Al di là di queste previsioni fantascientifiche (si spera), rimane la necessità di attutire il colpo. E non potendolo fare su grande scala e in brevissimo tempo (riattivare la coltivazione nazionale di cereali, frutta e verdura non è certo questione di settimane) si può comunque tentare di fare i primi piccoli passi puntando sull’autoproduzione.

Il fai da te

Tra le varie idee spicca quella “autorevole” lanciata dall’Enea, l'Agenzia nazionale per le nuove tecnologie, l'energia e lo sviluppo economico sostenibile, che ha recentemente proposto un metodo per «Coltivare verdure in casa grazie ad un nuovo sistema semplice, sostenibile, low-cost e senza uso di pesticidi, che prevede illuminazione di precisione, ventilazione mirata e uso minimo d’acqua».

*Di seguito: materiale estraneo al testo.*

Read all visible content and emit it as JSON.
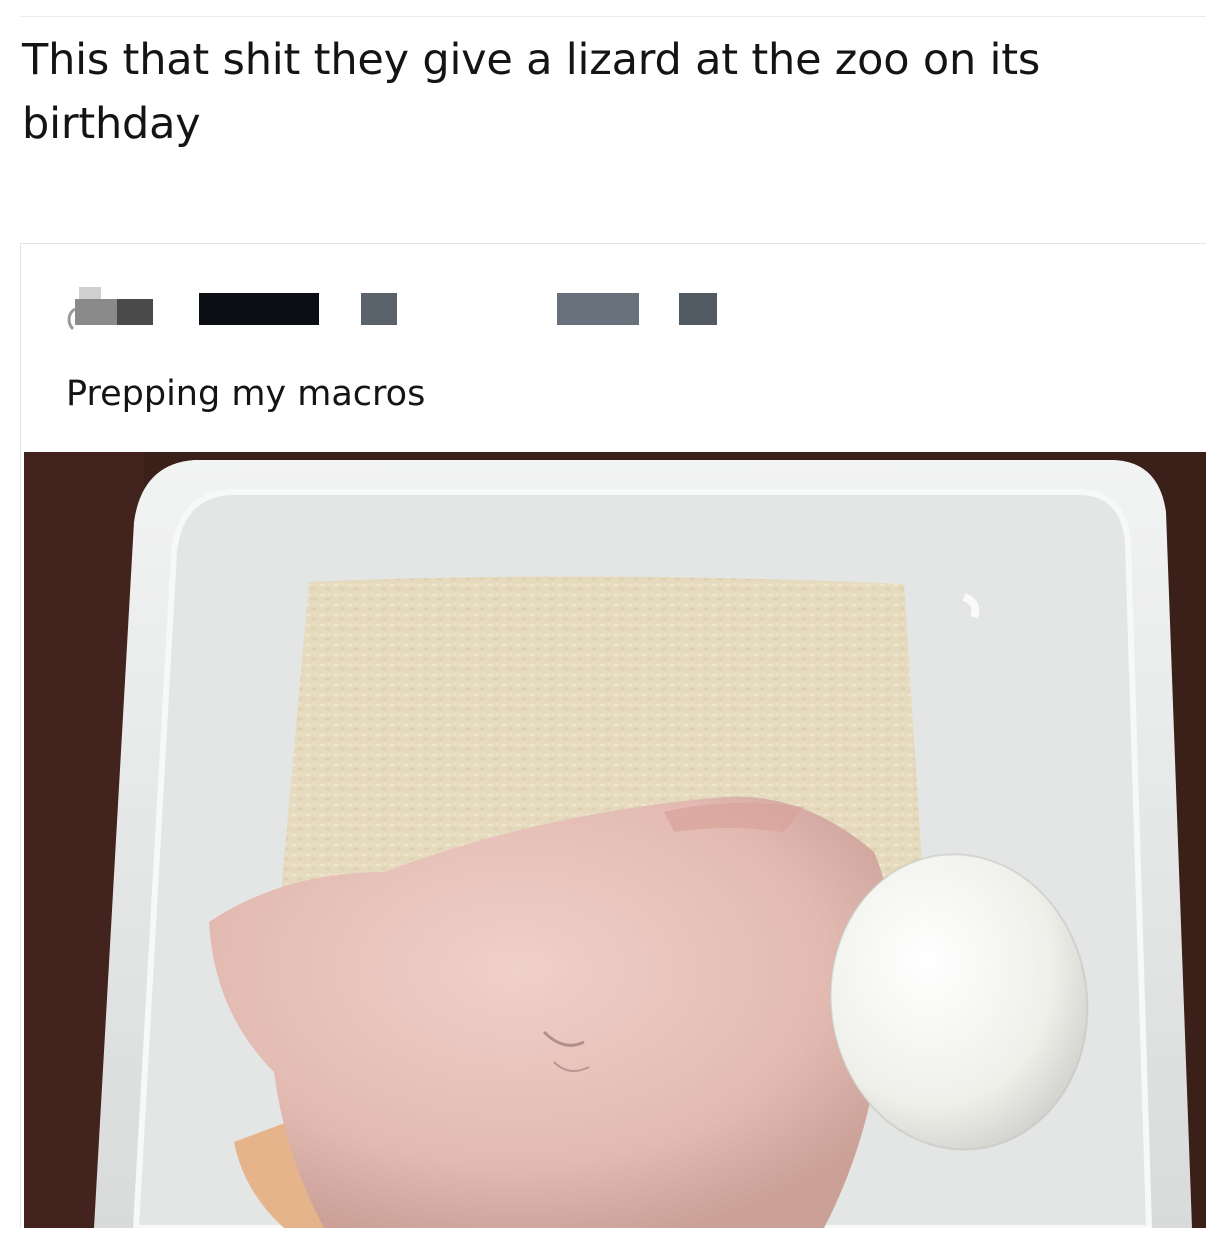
{
  "caption": {
    "text": "This that shit they give a lizard at the zoo on its birthday"
  },
  "quoted_post": {
    "author_name": "",
    "author_handle": "",
    "text": "Prepping my macros",
    "photo": {
      "icon": "food-container-photo"
    }
  },
  "colors": {
    "text": "#141414",
    "background": "#ffffff",
    "tabletop": "#3b1f19",
    "container": "#e9eaea",
    "rice": "#e6dcc2",
    "chicken": "#e8c4bd",
    "egg": "#f4f4ef"
  }
}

Uno studio per ora a livello sperimentale che potrebbe però presto trasformare non solo balconi e terrazze, ma anche qualsiasi ambiente chiuso, in piccole dispense personali per attenuare gli effetti di un’ipotetica crisi alimentare.

I laboratori della Divisione Biotecnologie e Agroindustria stanno per questo perfezionando «un semplice scaffale mobile di dimensioni adatte ad alloggiare la piante da coltivare, costituito da un sistema di illuminazione sviluppato dall’azienda Beghelli, basato su lampade a led che forniscono alle piante luce nello spettro utile alla fotosintesi e con intensità adeguate a far crescere le piante sane. I primi esperimenti hanno riguardato un ciclo completo di zafferano e si stanno conducendo prove anche per lattuga e pomodoro».

Certo, non risolveremo il più grande cortocircuito economico mondiale della storia recente raccogliendo qualche patata nel soggiorno di casa, ma potremmo iniziare a pensare che c’è un modo alternativo per sfamare l’Italia, sfruttando il sole e il territorio del Belpaese e dando al tempo stesso sviluppo e speranza alle generazioni future.